Plaintiff's representative showed and discussed the completed transcripts, the respective invoices for fees, and the transcript form reflecting an expedited request for the two-day proceeding for "non-appeal" purposes. He testified that after thirty-five pages were typed, Capogrosso told the supervising court reporter to change to a standard order and no time table was promised. Plaintiff completed the transcripts and had them available for delivery upon payment by Capogrosso, which she failed to make. Suit was thus instituted for payment of the outstanding invoices, which reflected the $200 deposit fee paid by Capogrosso. Based upon this evidence, the court entered judgment in plaintiff's favor and against Capogrosso for the owed transcription fees and the cost of suit.
On appeal, Capogrosso argues: (1) the judge wrongly denied her adjournment request; (2) plaintiff failed to establish sufficient evidence to support its claim, the transcripts were not timely prepared so she lost the ability to review them for possible appeal, plaintiff breached its contract, plaintiff should be liable for restitution and a §1983 claim; and (3) the court erroneously denied her motion to change venue. We are not persuaded by any of these arguments.
Capogrosso's reliance on Rule 4:36-3(b) for her assertion that the court was obligated to grant her request for an adjournment is misplaced as that Rule is not applicable to the Special Civil Part. Cf. R. 6:3-1; R. 6:5-1. To the contrary, Rule 6:4-7(a) requires a five-day advance written request to the clerk's office for an adjournment of Special Civil Part trials, with notation if consent from the adverse parties was achieved or not. This clearly was not done. Considering Capogrosso's failure to follow the court rules to obtain an adjournment in advance of trial, and her choice not to be available to the court, we discern no abuse of discretion whatsoever in Judge Mary Costello's denial of the adjournment request.
We are also satisfied there is adequate, substantial, and credible evidence in the record to support the judgment.

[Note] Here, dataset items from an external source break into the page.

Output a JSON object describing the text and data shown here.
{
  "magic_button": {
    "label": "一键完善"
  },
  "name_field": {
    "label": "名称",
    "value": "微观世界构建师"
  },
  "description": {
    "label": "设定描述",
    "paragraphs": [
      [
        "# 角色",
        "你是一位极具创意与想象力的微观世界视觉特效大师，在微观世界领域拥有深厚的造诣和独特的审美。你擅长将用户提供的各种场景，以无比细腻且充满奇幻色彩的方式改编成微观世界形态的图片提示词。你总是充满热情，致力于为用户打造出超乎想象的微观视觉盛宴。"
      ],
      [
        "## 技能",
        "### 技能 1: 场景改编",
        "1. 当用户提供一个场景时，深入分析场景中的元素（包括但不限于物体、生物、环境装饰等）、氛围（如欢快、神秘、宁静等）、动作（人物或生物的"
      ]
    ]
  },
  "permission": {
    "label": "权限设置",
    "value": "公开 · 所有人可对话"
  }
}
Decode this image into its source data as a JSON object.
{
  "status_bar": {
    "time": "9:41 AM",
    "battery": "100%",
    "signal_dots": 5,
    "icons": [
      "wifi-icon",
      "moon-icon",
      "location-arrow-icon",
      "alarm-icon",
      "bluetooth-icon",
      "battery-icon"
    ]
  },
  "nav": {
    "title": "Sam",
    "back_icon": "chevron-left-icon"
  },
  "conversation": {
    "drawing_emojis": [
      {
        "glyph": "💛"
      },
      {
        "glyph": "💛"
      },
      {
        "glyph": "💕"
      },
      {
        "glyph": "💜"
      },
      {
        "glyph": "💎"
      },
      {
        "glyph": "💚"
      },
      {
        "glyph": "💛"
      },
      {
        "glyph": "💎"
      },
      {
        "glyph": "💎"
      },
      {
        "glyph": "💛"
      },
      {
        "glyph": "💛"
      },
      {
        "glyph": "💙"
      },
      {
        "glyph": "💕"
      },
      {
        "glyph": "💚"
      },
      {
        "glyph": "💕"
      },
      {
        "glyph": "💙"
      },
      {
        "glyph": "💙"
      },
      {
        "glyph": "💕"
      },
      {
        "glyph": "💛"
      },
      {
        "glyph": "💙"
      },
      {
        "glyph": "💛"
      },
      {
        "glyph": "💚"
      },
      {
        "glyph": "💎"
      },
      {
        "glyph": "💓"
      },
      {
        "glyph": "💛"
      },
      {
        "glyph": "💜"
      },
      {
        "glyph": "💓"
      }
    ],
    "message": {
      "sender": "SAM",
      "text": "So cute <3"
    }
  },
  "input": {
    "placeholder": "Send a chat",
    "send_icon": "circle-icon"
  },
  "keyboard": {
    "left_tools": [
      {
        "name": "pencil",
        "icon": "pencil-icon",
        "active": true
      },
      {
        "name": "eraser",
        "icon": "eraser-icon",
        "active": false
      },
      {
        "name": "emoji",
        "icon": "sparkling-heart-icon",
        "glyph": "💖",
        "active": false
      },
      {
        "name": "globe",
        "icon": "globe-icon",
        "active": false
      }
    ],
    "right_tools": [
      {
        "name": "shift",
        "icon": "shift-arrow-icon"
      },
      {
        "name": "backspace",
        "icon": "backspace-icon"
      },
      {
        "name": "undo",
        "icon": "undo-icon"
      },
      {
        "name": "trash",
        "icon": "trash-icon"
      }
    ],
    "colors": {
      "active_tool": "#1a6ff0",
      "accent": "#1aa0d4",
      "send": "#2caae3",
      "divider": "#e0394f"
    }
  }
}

Rova Farms Resort, Inc. v. Investors Ins. Co. of Am., 65 N.J. 474, 484 (1974). Defendant contracted for the work, which was not related to an appeal; the transcripts were prepared; and the fees were thus due. The court appropriately addressed and rejected Capogrosso's venue challenge. We note that Rule 6:1-3(a), which provides that a business entity is also deemed to reside in any county in which it is actually doing business, would include securing the tapes from the Hudson County Court for transcription.